Ok, Monsieur le paysagiste, on imagine, un jour pas prochain, les arbres hauts et le foisonnement des fleurs, herbes et autres cactées.
Mais, nul besoin d’imaginer ce que ne sera jamais ce nouvel espace vert même lorsque le vert chlorophylle inondera notre rétine : un espace où se poser.
Ce parc n’a pas été conçu pour cela, malgré la présence d’une école primaire juste en face.
Il a été conçu comme un espace de déambulation.
Un espace de passage.
J’avais fait le même constat sur le quartier de Saint Jean d’Angély, qu’on nous présente à Nice comme en « requalification » (Sois smart et tais-toi)
Dans ce tout petit parc, si vous tenez vraiment à vous asseoir, il faudra le faire comme on le fait en méditation : sans support pour le dos, et sur des bancs à l’assise passablement rude. Nous connaissons bien sûr la raison d’un tel design spartiate : ce sont des bancs anti-SDF.
Ah si, des éléments ludiques ont été installés.
J’avais été surpris de les découvrir il y a un mois au Parc Chambrun, objets incongrus venant y corrompre le charme romantique au détriment de la surface d’usage des jolis plateaux de ce magnifique parc du Nord de Nice : des bancs de musculation. J’observais cet après-midi, dans le nouveau parking-jardin Jeanne d’Arc, ce couple et ses deux jeunes enfants venant essayer les machines. Cela a duré cinq minutes. Les parents n’étant pas dans une perspective sportive de leur sortie, les enfants ne sachant que faire de ces bancs conçus pour des adultes.

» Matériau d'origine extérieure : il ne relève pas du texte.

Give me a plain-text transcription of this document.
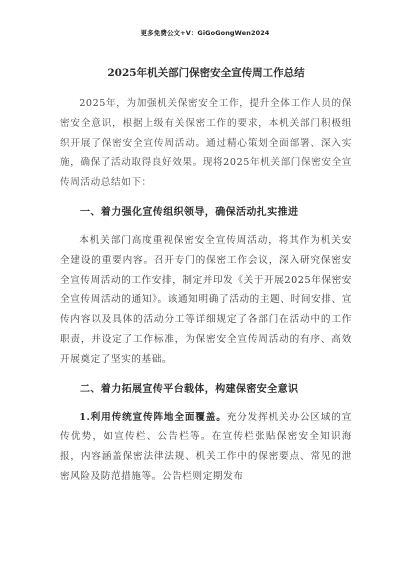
更多免费公文+V：GiGoGongWen2024
2025年机关部门保密安全宣传周工作总结

2025年，为加强机关保密安全工作，提升全体工作人员的保密安全意识，根据上级有关保密工作的要求，本机关部门积极组织开展了保密安全宣传周活动。通过精心策划全面部署、深入实施，确保了活动取得良好效果。现将2025年机关部门保密安全宣传周活动总结如下：

一、着力强化宣传组织领导，确保活动扎实推进

本机关部门高度重视保密安全宣传周活动，将其作为机关安全建设的重要内容。召开专门的保密工作会议，深入研究保密安全宣传周活动的工作安排，制定并印发《关于开展2025年保密安全宣传周活动的通知》。该通知明确了活动的主题、时间安排、宣传内容以及具体的活动分工等详细规定了各部门在活动中的工作职责，并设定了工作标准，为保密安全宣传周活动的有序、高效开展奠定了坚实的基础。

二、着力拓展宣传平台载体，构建保密安全意识

1.利用传统宣传阵地全面覆盖。充分发挥机关办公区域的宣传优势，如宣传栏、公告栏等。在宣传栏张贴保密安全知识海报，内容涵盖保密法律法规、机关工作中的保密要点、常见的泄密风险及防范措施等。公告栏则定期发布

Ils ont ensuite regardé les espèces de jardinières de l’agriculture urbaine que veut nous vendre à dose homéopathique cette Métropole dans ses diverses réalisations.
Saupoudrage green, végétalisation cosmétique.
Par ici la sortie, Messieurs Dames. C’est joli, c’est vert, mais bon faut pas prendre racines non plus !
Dire que Gaël Nofri, notre Monsieur stationnement, qualifie ce lieu comme un « lieu de vie ».
Seules les voitures ont le droit d’y stationner. Pour le reste, les êtres humains, les riverains, les enfants : circulez !

De la terre sur une dalle n’est pas de la pleine terre.
Reste le critère ZAN.
Là, j’avoue être ouvert aux explications.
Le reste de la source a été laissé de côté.